Chevy Bolt: EV Game Changer Or Unexciting?
Chevy Bolt prototype interior

Chevy Bolt prototype interior

The Chevy Bolt is a big deal.  It’s the first sub-$30k (with incentives) electric vehicle that has an over-200 mile range.  238 mile rated range, to be precise, which seems to be holding up in real-world conditions.  It’s set to hit the showrooms in January, and it should open up EVs to a much broader market of consumers.

In a very good sign, Motor Trend has already named it the 2017 Car of the Year:

Perhaps the most impressive thing about the Bolt EV is there are no caveats, no “for an electric car” qualifiers needed in any discussion. It is, simply, a world-class small car, and that’s before you factor in the benefits inherent in the smoothness, silence, and instant-on torque provided by the electric motor. The ride is firm and sporty, but transmitted road noise is very well damped. The steering has slightly artificial weighting, but brake feel is natural, and once you learn to use the higher regenerative braking modes, you can pretty much drive all the time without touching the friction brakes at all.

But some question the lack of sleek “coolness” that distinguishes Tesla from all the boxy or buggy EV competitors.  In an otherwise positive review, Lawrence Ulrich at The Drive laments the aesthetics:

I truly hope I’m wrong here. But the Bolt, like so many would-be Detroit pioneers before it, fails to absorb the blackboard lesson of that hot professor Tesla: A cutting-edge car should be cool. It should spark daytime reveries and nighttime desire.

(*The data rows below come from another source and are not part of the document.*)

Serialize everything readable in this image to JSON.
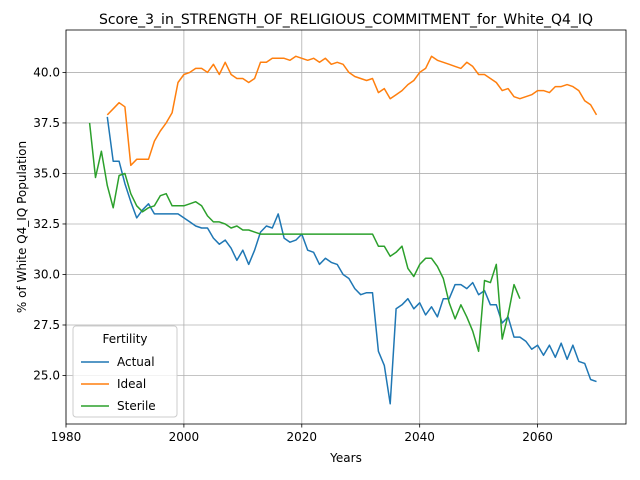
{
  "chart_data": {
    "type": "line",
    "title": "Score_3_in_STRENGTH_OF_RELIGIOUS_COMMITMENT_for_White_Q4_IQ",
    "xlabel": "Years",
    "ylabel": "% of White Q4_IQ Population",
    "xlim": [
      1980,
      2075
    ],
    "ylim": [
      22.6,
      42.1
    ],
    "xticks": [
      1980,
      2000,
      2020,
      2040,
      2060
    ],
    "yticks": [
      25.0,
      27.5,
      30.0,
      32.5,
      35.0,
      37.5,
      40.0
    ],
    "xtick_labels": [
      "1980",
      "2000",
      "2020",
      "2040",
      "2060"
    ],
    "ytick_labels": [
      "25.0",
      "27.5",
      "30.0",
      "32.5",
      "35.0",
      "37.5",
      "40.0"
    ],
    "grid": true,
    "legend": {
      "title": "Fertility",
      "placement": "lower-left"
    },
    "series": [
      {
        "name": "Actual",
        "color": "#1f77b4",
        "x": [
          1987,
          1988,
          1989,
          1990,
          1991,
          1992,
          1993,
          1994,
          1995,
          1996,
          1997,
          1998,
          1999,
          2000,
          2001,
          2002,
          2003,
          2004,
          2005,
          2006,
          2007,
          2008,
          2009,
          2010,
          2011,
          2012,
          2013,
          2014,
          2015,
          2016,
          2017,
          2018,
          2019,
          2020,
          2021,
          2022,
          2023,
          2024,
          2025,
          2026,
          2027,
          2028,
          2029,
          2030,
          2031,
          2032,
          2033,
          2034,
          2035,
          2036,
          2037,
          2038,
          2039,
          2040,
          2041,
          2042,
          2043,
          2044,
          2045,
          2046,
          2047,
          2048,
          2049,
          2050,
          2051,
          2052,
          2053,
          2054,
          2055,
          2056,
          2057,
          2058,
          2059,
          2060,
          2061,
          2062,
          2063,
          2064,
          2065,
          2066,
          2067,
          2068,
          2069,
          2070
        ],
        "values": [
          37.8,
          35.6,
          35.6,
          34.5,
          33.6,
          32.8,
          33.2,
          33.5,
          33.0,
          33.0,
          33.0,
          33.0,
          33.0,
          32.8,
          32.6,
          32.4,
          32.3,
          32.3,
          31.8,
          31.5,
          31.7,
          31.3,
          30.7,
          31.2,
          30.5,
          31.2,
          32.1,
          32.4,
          32.3,
          33.0,
          31.8,
          31.6,
          31.7,
          32.0,
          31.2,
          31.1,
          30.5,
          30.8,
          30.6,
          30.5,
          30.0,
          29.8,
          29.3,
          29.0,
          29.1,
          29.1,
          26.2,
          25.5,
          23.6,
          28.3,
          28.5,
          28.8,
          28.3,
          28.6,
          28.0,
          28.4,
          27.9,
          28.8,
          28.8,
          29.5,
          29.5,
          29.3,
          29.6,
          29.0,
          29.2,
          28.5,
          28.5,
          27.6,
          27.9,
          26.9,
          26.9,
          26.7,
          26.3,
          26.5,
          26.0,
          26.5,
          25.9,
          26.6,
          25.8,
          26.5,
          25.7,
          25.6,
          24.8,
          24.7
        ]
      },
      {
        "name": "Ideal",
        "color": "#ff7f0e",
        "x": [
          1987,
          1988,
          1989,
          1990,
          1991,
          1992,
          1993,
          1994,
          1995,
          1996,
          1997,
          1998,
          1999,
          2000,
          2001,
          2002,
          2003,
          2004,
          2005,
          2006,
          2007,
          2008,
          2009,
          2010,
          2011,
          2012,
          2013,
          2014,
          2015,
          2016,
          2017,
          2018,
          2019,
          2020,
          2021,
          2022,
          2023,
          2024,
          2025,
          2026,
          2027,
          2028,
          2029,
          2030,
          2031,
          2032,
          2033,
          2034,
          2035,
          2036,
          2037,
          2038,
          2039,
          2040,
          2041,
          2042,
          2043,
          2044,
          2045,
          2046,
          2047,
          2048,
          2049,
          2050,
          2051,
          2052,
          2053,
          2054,
          2055,
          2056,
          2057,
          2058,
          2059,
          2060,
          2061,
          2062,
          2063,
          2064,
          2065,
          2066,
          2067,
          2068,
          2069,
          2070
        ],
        "values": [
          37.9,
          38.2,
          38.5,
          38.3,
          35.4,
          35.7,
          35.7,
          35.7,
          36.6,
          37.1,
          37.5,
          38.0,
          39.5,
          39.9,
          40.0,
          40.2,
          40.2,
          40.0,
          40.4,
          39.9,
          40.5,
          39.9,
          39.7,
          39.7,
          39.5,
          39.7,
          40.5,
          40.5,
          40.7,
          40.7,
          40.7,
          40.6,
          40.8,
          40.7,
          40.6,
          40.7,
          40.5,
          40.7,
          40.4,
          40.5,
          40.4,
          40.0,
          39.8,
          39.7,
          39.6,
          39.7,
          39.0,
          39.2,
          38.7,
          38.9,
          39.1,
          39.4,
          39.6,
          40.0,
          40.2,
          40.8,
          40.6,
          40.5,
          40.4,
          40.3,
          40.2,
          40.5,
          40.3,
          39.9,
          39.9,
          39.7,
          39.5,
          39.1,
          39.2,
          38.8,
          38.7,
          38.8,
          38.9,
          39.1,
          39.1,
          39.0,
          39.3,
          39.3,
          39.4,
          39.3,
          39.1,
          38.6,
          38.4,
          37.9
        ]
      },
      {
        "name": "Sterile",
        "color": "#2ca02c",
        "x": [
          1984,
          1985,
          1986,
          1987,
          1988,
          1989,
          1990,
          1991,
          1992,
          1993,
          1994,
          1995,
          1996,
          1997,
          1998,
          1999,
          2000,
          2001,
          2002,
          2003,
          2004,
          2005,
          2006,
          2007,
          2008,
          2009,
          2010,
          2011,
          2012,
          2013,
          2014,
          2015,
          2016,
          2017,
          2018,
          2019,
          2020,
          2021,
          2022,
          2023,
          2024,
          2025,
          2026,
          2027,
          2028,
          2029,
          2030,
          2031,
          2032,
          2033,
          2034,
          2035,
          2036,
          2037,
          2038,
          2039,
          2040,
          2041,
          2042,
          2043,
          2044,
          2045,
          2046,
          2047,
          2048,
          2049,
          2050,
          2051,
          2052,
          2053,
          2054,
          2055,
          2056,
          2057
        ],
        "values": [
          37.5,
          34.8,
          36.1,
          34.4,
          33.3,
          34.9,
          35.0,
          34.0,
          33.4,
          33.1,
          33.3,
          33.4,
          33.9,
          34.0,
          33.4,
          33.4,
          33.4,
          33.5,
          33.6,
          33.4,
          32.9,
          32.6,
          32.6,
          32.5,
          32.3,
          32.4,
          32.2,
          32.2,
          32.1,
          32.0,
          32.0,
          32.0,
          32.0,
          32.0,
          32.0,
          32.0,
          32.0,
          32.0,
          32.0,
          32.0,
          32.0,
          32.0,
          32.0,
          32.0,
          32.0,
          32.0,
          32.0,
          32.0,
          32.0,
          31.4,
          31.4,
          30.9,
          31.1,
          31.4,
          30.3,
          29.9,
          30.5,
          30.8,
          30.8,
          30.4,
          29.8,
          28.6,
          27.8,
          28.5,
          27.9,
          27.2,
          26.2,
          29.7,
          29.6,
          30.5,
          26.8,
          28.0,
          29.5,
          28.8
        ]
      }
    ]
  }
}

The Bolt’s cool factor, frankly, hovers right around zero. Electric tech aside, there’s no sense of gotta-have, from the kitchen-appliance exterior to a cheapskate cabin that screams “Middle America” like Jim Harbaugh’s WalMart khakis.

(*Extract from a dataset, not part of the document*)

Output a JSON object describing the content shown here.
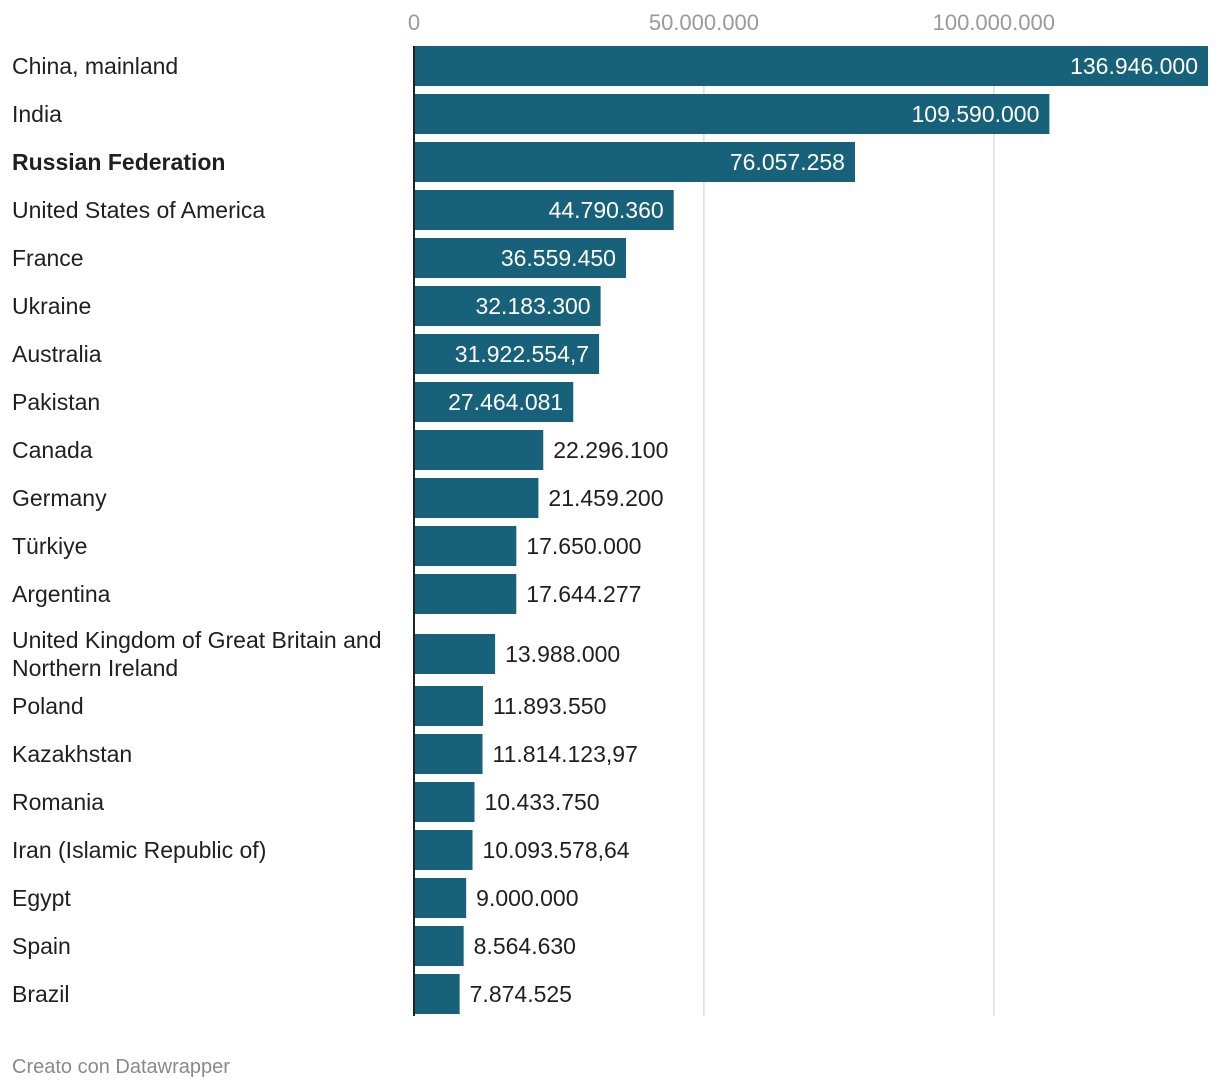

Personally, I think the car doesn’t look that bad, and it’s certainly an improvement over models like the Volt, i3 and LEAF.  But I do wonder why automakers aren’t marketing the cars more as performance machines rather than Eco-vehicles.  Tesla has exploited that aspect of EVs perfectly, leaving competitors in the dust.  I’m no engineer, but I wonder if Chevy could have smoothed out the blocky shape a bit to give the car an edge.

In the end, my guess is the Bolt will be a success, especially with the Model 3 coming next.  I wholeheartedly agree with Ulrich that it will make similarly priced short-range EVs like the LEAF obsolete. Ultimately, the car signifies that EVs are here to stay and accessible to a much larger group of buyers.  I look forward to seeing them on the road.